Syarat keuntungan berikut ini harus dipenuhi:

a. Harus diperuntukkan bagi kedua pihak dan tidak boleh disyaratkan hanya untuk

satu pihak.

b. Bagian keuntungan proporsional bagi setiap pihak harus diketahui dan

dinyatakan pada waktu kontrak disepakati dan harus dalam bentuk prosentasi

(nisbah) dari keuntungan sesuai kesepakatan. Perubahan nisbah harus

berdasarkan kesepakatan.

c. Penyedia dana menanggung semua kerugian akibat dari Mudarabah, dan

pengelola tidak boleh menanggung kerugian apapun kecuali diakibatkan dari

kesalahan disengaja, kelalaian, atau pelanggaran kesepakatan.
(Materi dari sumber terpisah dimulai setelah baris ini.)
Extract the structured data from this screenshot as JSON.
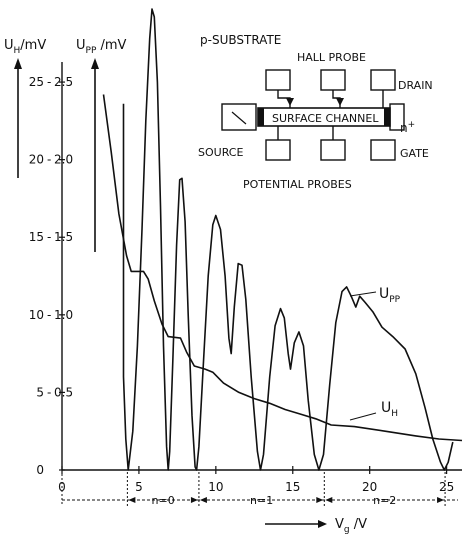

d. Kegiatan usaha oleh pengelola (mudharib), sebagai perimbangan (muqabil)

modal yang disediakan oleh penyedia dana, harus memperhatikan hal-hal

berikut:

a. Kegiatan usaha adalah hak eksklusif mudharib, tanpa campur tangan

penyedia dana, tetapi ia mempunyai hak untuk melakukan pengawasan.
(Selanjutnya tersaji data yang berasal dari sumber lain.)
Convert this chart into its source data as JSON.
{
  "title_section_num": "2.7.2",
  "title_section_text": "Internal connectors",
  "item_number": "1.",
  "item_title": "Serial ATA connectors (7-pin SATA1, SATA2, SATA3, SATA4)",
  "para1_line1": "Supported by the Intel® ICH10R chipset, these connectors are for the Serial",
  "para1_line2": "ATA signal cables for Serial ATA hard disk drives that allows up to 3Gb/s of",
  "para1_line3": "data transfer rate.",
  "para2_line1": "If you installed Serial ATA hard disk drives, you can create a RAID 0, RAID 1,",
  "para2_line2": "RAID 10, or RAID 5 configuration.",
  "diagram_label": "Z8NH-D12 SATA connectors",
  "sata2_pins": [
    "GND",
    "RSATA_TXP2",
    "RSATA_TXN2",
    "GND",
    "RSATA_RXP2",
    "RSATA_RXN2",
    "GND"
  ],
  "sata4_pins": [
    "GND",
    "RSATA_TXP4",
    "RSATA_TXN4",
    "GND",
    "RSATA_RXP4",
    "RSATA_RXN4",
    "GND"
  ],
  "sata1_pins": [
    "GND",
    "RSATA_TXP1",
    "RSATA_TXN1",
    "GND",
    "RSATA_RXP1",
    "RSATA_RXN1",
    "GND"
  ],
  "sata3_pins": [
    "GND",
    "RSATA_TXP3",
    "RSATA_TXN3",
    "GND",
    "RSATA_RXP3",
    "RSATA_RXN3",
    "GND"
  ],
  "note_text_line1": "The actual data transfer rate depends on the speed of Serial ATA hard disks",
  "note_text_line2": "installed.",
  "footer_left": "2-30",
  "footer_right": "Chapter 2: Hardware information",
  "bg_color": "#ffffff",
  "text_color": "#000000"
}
b. Penyedia dana tidak boleh mempersempit tindakan pengelola sedemikian

rupa yang dapat menghalangi tercapainya tujuan Mudarabah, yaitu

keuntungan.

c. Pengelola tidak boleh menyalahi hukum syariat Islam dalam tindakannya

yang berhubungan dengan Mudarabah, dan harus mematuhi kebiasaan yang

berlaku dalam aktifitas itu.

Ketiga: Beberapa Ketentuan Hukum Pembiayaan

1. Mudarabah boleh dibatasi pada periode tertentu.
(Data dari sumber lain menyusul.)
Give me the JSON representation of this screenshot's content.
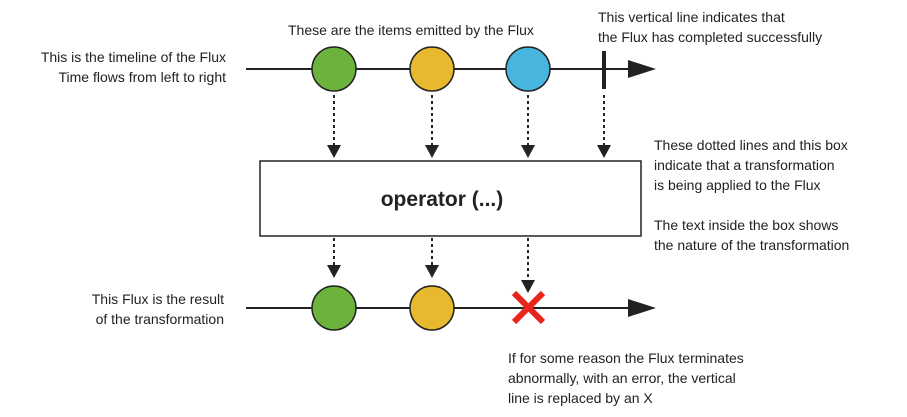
{
  "labels": {
    "top_timeline_line1": "This is the timeline of the Flux",
    "top_timeline_line2": "Time flows from left to right",
    "items_emitted": "These are the items emitted by the Flux",
    "completion_line1": "This vertical line indicates that",
    "completion_line2": "the Flux has completed successfully",
    "transform_line1": "These dotted lines and this box",
    "transform_line2": "indicate that a transformation",
    "transform_line3": "is being applied to the Flux",
    "box_text_line1": "The text inside the box shows",
    "box_text_line2": "the nature of the transformation",
    "result_line1": "This Flux is the result",
    "result_line2": "of the transformation",
    "error_line1": "If for some reason the Flux terminates",
    "error_line2": "abnormally, with an error, the vertical",
    "error_line3": "line is replaced by an X"
  },
  "operator": {
    "text": "operator (...)"
  },
  "colors": {
    "green": "#6cb33e",
    "yellow": "#e8b92f",
    "blue": "#47b5de",
    "error_red": "#e8241b",
    "line": "#222222"
  }
}
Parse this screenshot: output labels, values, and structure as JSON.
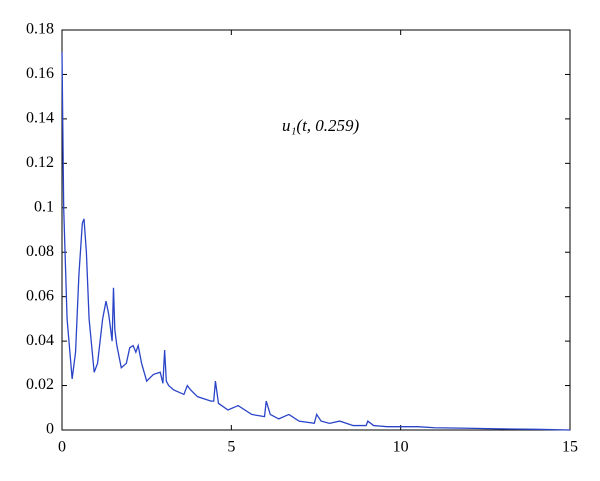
{
  "chart_data": {
    "type": "line",
    "annotation": "u₁(t, 0.259)",
    "x": [
      0,
      0.05,
      0.15,
      0.3,
      0.4,
      0.5,
      0.6,
      0.65,
      0.72,
      0.8,
      0.95,
      1.05,
      1.2,
      1.3,
      1.38,
      1.48,
      1.52,
      1.56,
      1.62,
      1.75,
      1.9,
      2.0,
      2.1,
      2.18,
      2.25,
      2.35,
      2.5,
      2.7,
      2.9,
      2.98,
      3.03,
      3.08,
      3.15,
      3.3,
      3.6,
      3.7,
      3.8,
      4.0,
      4.4,
      4.48,
      4.53,
      4.62,
      4.9,
      5.2,
      5.6,
      5.98,
      6.03,
      6.15,
      6.4,
      6.7,
      7.0,
      7.45,
      7.52,
      7.65,
      7.9,
      8.2,
      8.6,
      8.98,
      9.03,
      9.2,
      9.6,
      10.0,
      10.5,
      11.0,
      12.0,
      13.0,
      14.0,
      15.0
    ],
    "series": [
      {
        "color": "#2a44c8",
        "values": [
          0.17,
          0.1,
          0.05,
          0.023,
          0.035,
          0.07,
          0.093,
          0.095,
          0.08,
          0.05,
          0.026,
          0.03,
          0.05,
          0.058,
          0.052,
          0.04,
          0.064,
          0.045,
          0.038,
          0.028,
          0.03,
          0.037,
          0.038,
          0.035,
          0.038,
          0.03,
          0.022,
          0.025,
          0.026,
          0.021,
          0.036,
          0.022,
          0.02,
          0.018,
          0.016,
          0.02,
          0.018,
          0.015,
          0.013,
          0.013,
          0.022,
          0.012,
          0.009,
          0.011,
          0.007,
          0.006,
          0.013,
          0.007,
          0.005,
          0.007,
          0.004,
          0.003,
          0.007,
          0.004,
          0.003,
          0.004,
          0.002,
          0.002,
          0.004,
          0.002,
          0.0015,
          0.0015,
          0.0015,
          0.001,
          0.0008,
          0.0005,
          0.0003,
          0
        ]
      }
    ],
    "xlim": [
      0,
      15
    ],
    "ylim": [
      0,
      0.18
    ],
    "xticks": [
      0,
      5,
      10,
      15
    ],
    "yticks": [
      0,
      0.02,
      0.04,
      0.06,
      0.08,
      0.1,
      0.12,
      0.14,
      0.16,
      0.18
    ]
  }
}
2. Kontrak tidak boleh dikaitkan (mu’allaq) dengan sebuah kejadian di masa depan

yang belum tentu terjadi.

3. Pada dasarnya, dalam Mudarabah tidak ada ganti rugi, karena pada dasarnya akad

ini bersifat amanah (yad al-amanah), kecuali akibat dari kesalahan disengaja,

kelalaian, atau pelanggaran kesepakatan.

4. Jika salah satu pihak tidak menunaikan kewajibannya atau jika terjadi perselisihan di

antara kedua belah pihak, maka penyelesaiannya dilakukan melalui Badan Arbitrasi

Syariah setelah tidak tercapai kesepakatan melalui musyawarah.